Anyway, back to track. Fix some $x\in\mathbb S^{d-1}$ and some $\alpha \in (0, \sqrt{1/d})$. We know then that $\{|u_{i:i-d+1}x|>\alpha\}$ definitely happens for a fixed sequence of $u_{i:i-d+1}$. We can construct that sequence as follows; 

1. Pick some $0\leq j \leq d$ such that $|x_j|>\alpha$. We know there must be at least one such $j$ for our choice of $\alpha$.
2. Define a vector $L(x) \in \{0,1\}^d, L(x)_i = 1$ if $i=j$ and 0 else. Clearly $|L(x)x|= |x_j| > \alpha$. 
3. Clearly, $u_{i:i-d+1} = L(x)$ implies $|u_{i:i-d+1}x|>\alpha$.

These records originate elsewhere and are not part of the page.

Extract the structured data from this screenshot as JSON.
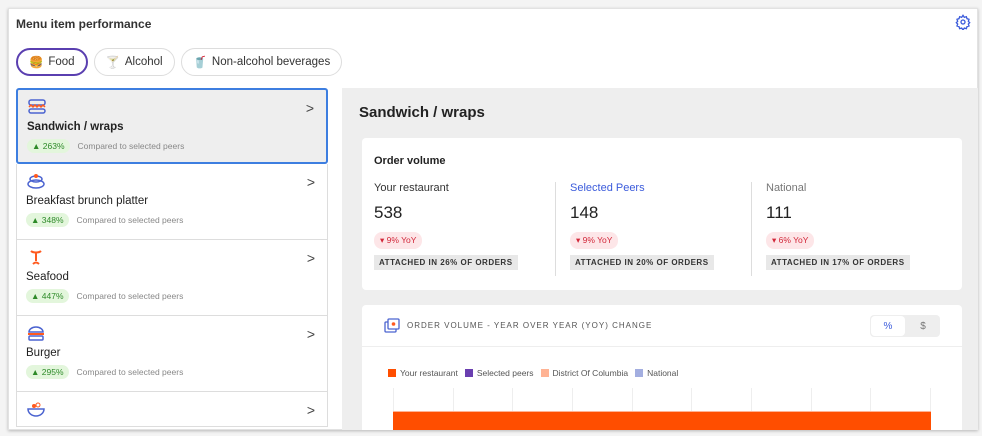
{
  "header": {
    "title": "Menu item performance"
  },
  "tabs": [
    {
      "label": "Food",
      "icon": "burger-icon"
    },
    {
      "label": "Alcohol",
      "icon": "cocktail-icon"
    },
    {
      "label": "Non-alcohol beverages",
      "icon": "soda-cup-icon"
    }
  ],
  "items": [
    {
      "name": "Sandwich / wraps",
      "change": "263%",
      "compare": "Compared to selected peers",
      "icon": "sandwich-icon"
    },
    {
      "name": "Breakfast brunch platter",
      "change": "348%",
      "compare": "Compared to selected peers",
      "icon": "pancake-icon"
    },
    {
      "name": "Seafood",
      "change": "447%",
      "compare": "Compared to selected peers",
      "icon": "shrimp-icon"
    },
    {
      "name": "Burger",
      "change": "295%",
      "compare": "Compared to selected peers",
      "icon": "burger-icon"
    },
    {
      "name": "",
      "icon": "salad-bowl-icon"
    }
  ],
  "detail": {
    "title": "Sandwich / wraps",
    "order_volume": {
      "heading": "Order volume",
      "columns": [
        {
          "label": "Your restaurant",
          "value": "538",
          "yoy": "9% YoY",
          "attached": "ATTACHED IN 26% OF ORDERS"
        },
        {
          "label": "Selected Peers",
          "value": "148",
          "yoy": "9% YoY",
          "attached": "ATTACHED IN 20% OF ORDERS"
        },
        {
          "label": "National",
          "value": "111",
          "yoy": "6% YoY",
          "attached": "ATTACHED IN 17% OF ORDERS"
        }
      ]
    },
    "chart": {
      "title": "ORDER VOLUME - YEAR OVER YEAR (YOY) CHANGE",
      "toggle": [
        "%",
        "$"
      ],
      "selected": "%",
      "legend": [
        {
          "name": "Your restaurant",
          "color": "#ff4e00"
        },
        {
          "name": "Selected peers",
          "color": "#6a3fb0"
        },
        {
          "name": "District Of Columbia",
          "color": "#ffb394"
        },
        {
          "name": "National",
          "color": "#a3aee0"
        }
      ]
    }
  },
  "colors": {
    "accent": "#3b5bdb",
    "active_tab": "#5a3fb0",
    "up": "#2d8a28",
    "down": "#d2283a"
  }
}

Then we know that $\mathbb P(|u_{i:i-d+1}x|>\alpha\mid \mathcal F_{i-1}) \geq \mathbb P(u_{i:i-d+1}= L(x)\mid \mathcal F_{i-1})$ as we can introduce a partitioning with $\{u_{i:i-d+1} = L(x)\}^{\{1, c\}}$. Furthermore, we know that $\mathbb P(u_{i:i-d+1}= L(x)\mid \mathcal F_{i-1}) = 0.5\, \mathbf{1}\{u_{i-1:i-d+1} = L(x)_{2:d}\}$ as $\mathbb P (u_i = L(x)_1) = 0.5$ and $u_{i-1:i-d+1} \in \mathcal F_{i-1}$.
Hence we find that 

\begin{align*}
&\mathbb{P}\left(\sum_{i=1}^N\mathbb{P}(|u_{i:i-d+1}x|>\alpha\mid \mathcal F_{i-1}) \geq \beta N\right)\\
&\geq\mathbb{P}\left(\sum_{i=1}^N \mathbb P(u_{i:i-d+1}= L(x)\mid \mathcal F_{i-1}) \geq \beta N\right)\\
&=\mathbb{P}\left(\sum_{i=1}^N 0.5\, \mathbf{1}\{u_{i-1:i-d+1} = L(x)_{2:d}\} \geq \beta N\right)\\
&\geq\mathbb{P}\left(\sum_{i=1}^{\frac{N}{d-1}}\mathbf{1}\{u_{i\cdot(d-1):i\cdot(d-1)-d+2} = L(x)_{2:d}\geq \beta N\}\right)
\end{align*}

Clearly, that last line is again some sort of binomial sum. Hence although the chance is low of each individual succes ($=2^{-d+1}$) there will exist at least some $\beta>0$ such that this holds with exponential probability in the same way as the $d=2 case.

Hence I conclude that there must exist some $\alpha, \beta, c, \kappa >0$ such that it holds with high probability over increasing $N$.